Another problem with ultrasound is the lack of skilled manpower and all the time involved. A possible solution would involve automated whole breast ultrasound technology, a topic I’ll review in an upcoming post.

You might consider the possibility, as I do, that if whole breast ultrasound screening turned out to be the best – safest, least expensive and most sensitive – way of catching invasive breast cancer early among women with dense breasts in their forties, fifties and sixties, perhaps women should be having ultrasounds instead of mammography, rather than as a supplement.

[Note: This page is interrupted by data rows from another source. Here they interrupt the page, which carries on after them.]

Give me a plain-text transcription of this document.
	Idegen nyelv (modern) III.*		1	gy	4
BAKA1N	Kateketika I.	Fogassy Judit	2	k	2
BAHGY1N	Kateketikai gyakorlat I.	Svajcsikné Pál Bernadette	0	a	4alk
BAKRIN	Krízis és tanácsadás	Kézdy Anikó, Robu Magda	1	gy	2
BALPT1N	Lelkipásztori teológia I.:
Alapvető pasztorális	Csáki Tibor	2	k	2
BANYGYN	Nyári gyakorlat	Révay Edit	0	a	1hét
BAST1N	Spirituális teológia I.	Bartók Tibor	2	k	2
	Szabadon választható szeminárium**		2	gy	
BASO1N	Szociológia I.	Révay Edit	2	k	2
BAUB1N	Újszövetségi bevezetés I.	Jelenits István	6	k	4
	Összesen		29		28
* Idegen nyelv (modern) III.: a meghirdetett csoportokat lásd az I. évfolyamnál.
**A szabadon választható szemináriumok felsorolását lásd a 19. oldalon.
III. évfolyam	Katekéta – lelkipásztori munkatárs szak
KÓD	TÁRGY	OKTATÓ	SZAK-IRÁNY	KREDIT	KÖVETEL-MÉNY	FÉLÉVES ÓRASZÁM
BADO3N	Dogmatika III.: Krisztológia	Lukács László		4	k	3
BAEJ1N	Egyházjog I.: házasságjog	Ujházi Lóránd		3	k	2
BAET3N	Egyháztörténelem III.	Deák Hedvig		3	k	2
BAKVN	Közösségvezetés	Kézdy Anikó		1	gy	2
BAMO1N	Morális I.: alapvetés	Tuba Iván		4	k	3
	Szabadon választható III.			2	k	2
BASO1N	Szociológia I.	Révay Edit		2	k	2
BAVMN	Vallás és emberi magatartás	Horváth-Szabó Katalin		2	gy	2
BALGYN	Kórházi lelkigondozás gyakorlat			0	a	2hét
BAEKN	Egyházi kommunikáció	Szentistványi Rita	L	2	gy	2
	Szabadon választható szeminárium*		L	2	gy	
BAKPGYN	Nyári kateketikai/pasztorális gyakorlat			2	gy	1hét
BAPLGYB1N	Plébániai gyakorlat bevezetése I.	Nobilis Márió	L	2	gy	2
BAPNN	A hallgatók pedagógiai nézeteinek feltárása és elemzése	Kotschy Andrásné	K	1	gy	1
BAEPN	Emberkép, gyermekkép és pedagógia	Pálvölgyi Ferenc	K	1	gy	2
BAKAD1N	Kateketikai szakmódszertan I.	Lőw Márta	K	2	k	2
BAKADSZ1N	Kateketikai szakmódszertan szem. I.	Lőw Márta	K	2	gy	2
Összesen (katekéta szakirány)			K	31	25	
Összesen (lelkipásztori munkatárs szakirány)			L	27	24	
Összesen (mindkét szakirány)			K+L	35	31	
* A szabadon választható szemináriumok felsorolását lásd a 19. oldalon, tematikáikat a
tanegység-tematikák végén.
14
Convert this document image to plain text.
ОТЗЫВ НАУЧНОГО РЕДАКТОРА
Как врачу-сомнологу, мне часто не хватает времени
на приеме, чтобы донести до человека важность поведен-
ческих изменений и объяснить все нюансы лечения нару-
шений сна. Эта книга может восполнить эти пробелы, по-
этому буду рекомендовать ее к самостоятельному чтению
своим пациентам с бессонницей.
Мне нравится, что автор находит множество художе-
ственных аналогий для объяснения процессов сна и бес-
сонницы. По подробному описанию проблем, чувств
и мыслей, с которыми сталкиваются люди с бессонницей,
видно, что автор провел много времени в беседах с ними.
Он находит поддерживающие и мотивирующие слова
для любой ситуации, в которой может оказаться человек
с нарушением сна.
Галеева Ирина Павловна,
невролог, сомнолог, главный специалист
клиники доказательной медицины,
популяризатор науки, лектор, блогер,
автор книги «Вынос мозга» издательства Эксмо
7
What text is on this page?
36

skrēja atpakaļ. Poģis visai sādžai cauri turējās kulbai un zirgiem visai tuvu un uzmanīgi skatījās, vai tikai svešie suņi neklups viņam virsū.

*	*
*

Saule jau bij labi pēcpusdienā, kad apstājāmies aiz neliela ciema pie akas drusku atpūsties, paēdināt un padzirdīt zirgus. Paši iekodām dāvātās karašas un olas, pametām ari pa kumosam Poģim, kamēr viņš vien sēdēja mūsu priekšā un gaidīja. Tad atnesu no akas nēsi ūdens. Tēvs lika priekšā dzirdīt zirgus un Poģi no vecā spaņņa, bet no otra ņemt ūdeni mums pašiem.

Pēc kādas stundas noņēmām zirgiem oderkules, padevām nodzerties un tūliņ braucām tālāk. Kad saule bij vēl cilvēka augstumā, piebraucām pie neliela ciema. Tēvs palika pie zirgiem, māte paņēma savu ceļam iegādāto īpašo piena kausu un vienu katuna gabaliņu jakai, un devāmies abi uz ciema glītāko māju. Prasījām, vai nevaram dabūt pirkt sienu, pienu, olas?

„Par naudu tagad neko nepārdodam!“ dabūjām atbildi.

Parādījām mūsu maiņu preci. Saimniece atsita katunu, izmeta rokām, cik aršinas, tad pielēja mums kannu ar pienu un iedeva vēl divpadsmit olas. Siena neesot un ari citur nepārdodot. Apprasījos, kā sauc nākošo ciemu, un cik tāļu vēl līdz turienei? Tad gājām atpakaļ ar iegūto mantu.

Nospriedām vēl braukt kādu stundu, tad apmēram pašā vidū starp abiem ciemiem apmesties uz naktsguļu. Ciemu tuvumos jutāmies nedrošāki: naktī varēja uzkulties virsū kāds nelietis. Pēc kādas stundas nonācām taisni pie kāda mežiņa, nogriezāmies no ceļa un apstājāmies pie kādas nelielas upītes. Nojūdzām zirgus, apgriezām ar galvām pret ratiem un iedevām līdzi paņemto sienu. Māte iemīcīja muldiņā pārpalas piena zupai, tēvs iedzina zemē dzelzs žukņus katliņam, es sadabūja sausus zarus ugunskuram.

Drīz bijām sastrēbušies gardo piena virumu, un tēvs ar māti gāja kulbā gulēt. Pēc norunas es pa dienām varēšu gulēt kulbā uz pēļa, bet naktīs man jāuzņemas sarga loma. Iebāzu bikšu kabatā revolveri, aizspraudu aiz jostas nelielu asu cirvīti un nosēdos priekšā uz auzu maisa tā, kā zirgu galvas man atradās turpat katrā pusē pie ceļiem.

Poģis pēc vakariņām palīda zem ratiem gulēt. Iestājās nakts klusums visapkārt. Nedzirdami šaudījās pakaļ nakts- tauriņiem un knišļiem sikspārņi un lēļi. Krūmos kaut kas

I can’t fathom who would run that clinical trial. But I suspect a lot of women might register.

Finally, I’ll point to the need to make the screening process easier for women. Based on needless coding rules for some insurance and radiologists’ schedules, it’s unusual for a woman with dense breasts to simply get a mammogram in a specialist’s office, and then walk across the hall if needed to get an ultrasound, and then have a biopsy performed right then and there.

The hassle factor is a real deterrent for many women with jobs and other responsibilities. If the screening could be accomplished in one half-day, i.e. if the patient’s time were valued in the medical system, that would help a lot. And money. If insurance won’t cover the ultrasound, or if women with private insurance haven’t yet met their deductibles, they’re much less likely to go for early detection. Over the long haul, delaying detection may prove the costlier option.